Tuesday, May 04, 2010



Labour's hypocrisy on whaling

When National came out in March as supporting the resumption of the commercial slaughter of whales (a position that it has subsequently backed away from), the Labour Party and Chris Carter in particular were vocal in their opposition, denouncing the plan and launching a petition to oppose it. From their public statements, you'd get the impression that Labour opposed the resumption of any commercial whaling. But you'd be wrong. Pundit's Claire Browning has a major scoop today with MFAT papers showing that the IWC negotiations to resume commercial whaling were actively pushed by Phil Goff and Chris Carter during their time in office. Negotiations on a revised management scheme to govern commercial whaling morphed from being an activity quietly carried out in the background as a contingency plan if the moratorium was ever overturned to being actively pushed at a high level by Carter and the Labour Cabinet. Meanwhile, threats to take Japan to the International Court of Justice to enforce the Southern Ocean Whale Sanctuary were downplayed. The difference between this and National's position? SFA.
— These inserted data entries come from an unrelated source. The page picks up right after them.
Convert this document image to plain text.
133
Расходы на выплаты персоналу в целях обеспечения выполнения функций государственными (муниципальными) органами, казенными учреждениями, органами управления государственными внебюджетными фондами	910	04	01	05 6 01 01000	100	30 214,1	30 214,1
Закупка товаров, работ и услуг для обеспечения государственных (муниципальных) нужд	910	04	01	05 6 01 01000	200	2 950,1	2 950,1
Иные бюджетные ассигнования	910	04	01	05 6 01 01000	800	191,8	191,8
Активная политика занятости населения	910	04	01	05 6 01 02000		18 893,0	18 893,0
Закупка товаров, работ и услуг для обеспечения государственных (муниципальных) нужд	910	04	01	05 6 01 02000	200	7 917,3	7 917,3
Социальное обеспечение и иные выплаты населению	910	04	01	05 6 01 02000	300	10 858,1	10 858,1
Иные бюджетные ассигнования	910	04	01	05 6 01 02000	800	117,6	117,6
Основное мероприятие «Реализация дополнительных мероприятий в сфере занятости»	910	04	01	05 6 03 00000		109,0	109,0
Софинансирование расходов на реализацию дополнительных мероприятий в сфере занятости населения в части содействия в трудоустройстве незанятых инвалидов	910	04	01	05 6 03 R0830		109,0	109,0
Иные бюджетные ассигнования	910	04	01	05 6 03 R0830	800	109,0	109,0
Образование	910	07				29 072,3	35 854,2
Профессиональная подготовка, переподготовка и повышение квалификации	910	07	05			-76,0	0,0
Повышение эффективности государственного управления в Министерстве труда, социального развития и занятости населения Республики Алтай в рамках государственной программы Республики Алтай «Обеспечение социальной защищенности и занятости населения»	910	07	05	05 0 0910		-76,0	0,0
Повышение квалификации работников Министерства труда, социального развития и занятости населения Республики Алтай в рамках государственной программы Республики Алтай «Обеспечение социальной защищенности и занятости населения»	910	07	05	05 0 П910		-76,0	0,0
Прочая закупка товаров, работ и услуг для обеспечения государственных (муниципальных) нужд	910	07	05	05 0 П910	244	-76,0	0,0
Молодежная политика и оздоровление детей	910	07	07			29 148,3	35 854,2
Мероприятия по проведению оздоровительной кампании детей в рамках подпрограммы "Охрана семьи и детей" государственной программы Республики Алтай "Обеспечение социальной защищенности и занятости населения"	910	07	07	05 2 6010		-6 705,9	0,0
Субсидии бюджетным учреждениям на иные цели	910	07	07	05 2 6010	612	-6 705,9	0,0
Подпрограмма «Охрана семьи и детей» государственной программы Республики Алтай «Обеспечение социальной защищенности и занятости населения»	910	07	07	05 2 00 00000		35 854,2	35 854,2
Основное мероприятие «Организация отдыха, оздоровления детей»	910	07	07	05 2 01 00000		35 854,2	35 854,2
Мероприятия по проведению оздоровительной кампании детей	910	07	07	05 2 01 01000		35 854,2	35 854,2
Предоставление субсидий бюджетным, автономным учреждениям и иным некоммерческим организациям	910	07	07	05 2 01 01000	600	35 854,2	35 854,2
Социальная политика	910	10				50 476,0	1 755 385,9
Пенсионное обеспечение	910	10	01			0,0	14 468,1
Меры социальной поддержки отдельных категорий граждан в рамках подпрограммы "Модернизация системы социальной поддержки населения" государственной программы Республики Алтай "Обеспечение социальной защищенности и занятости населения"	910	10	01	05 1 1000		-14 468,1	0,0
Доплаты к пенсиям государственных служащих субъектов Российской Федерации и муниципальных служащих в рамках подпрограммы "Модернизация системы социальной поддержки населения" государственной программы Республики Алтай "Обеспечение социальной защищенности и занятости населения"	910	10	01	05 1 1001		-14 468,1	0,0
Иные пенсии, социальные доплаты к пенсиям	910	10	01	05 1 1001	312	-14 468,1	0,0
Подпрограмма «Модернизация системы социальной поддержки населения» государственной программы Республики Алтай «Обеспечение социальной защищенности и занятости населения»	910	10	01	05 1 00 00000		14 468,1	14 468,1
Read the whole thing for the juicy quotes (of which there will be more when the full papers are eventually released; they're currently being held up by Labour). But the overall picture is one of utter hypocrisy on Carter's part. Key’s whaling policy: unpopular, short-sighted and certainly never Labour’s? Yeah, right.

I despise hypocrites, and I despise politicians who try to take the public for a ride. Carter is both - and he deserves our utter contempt.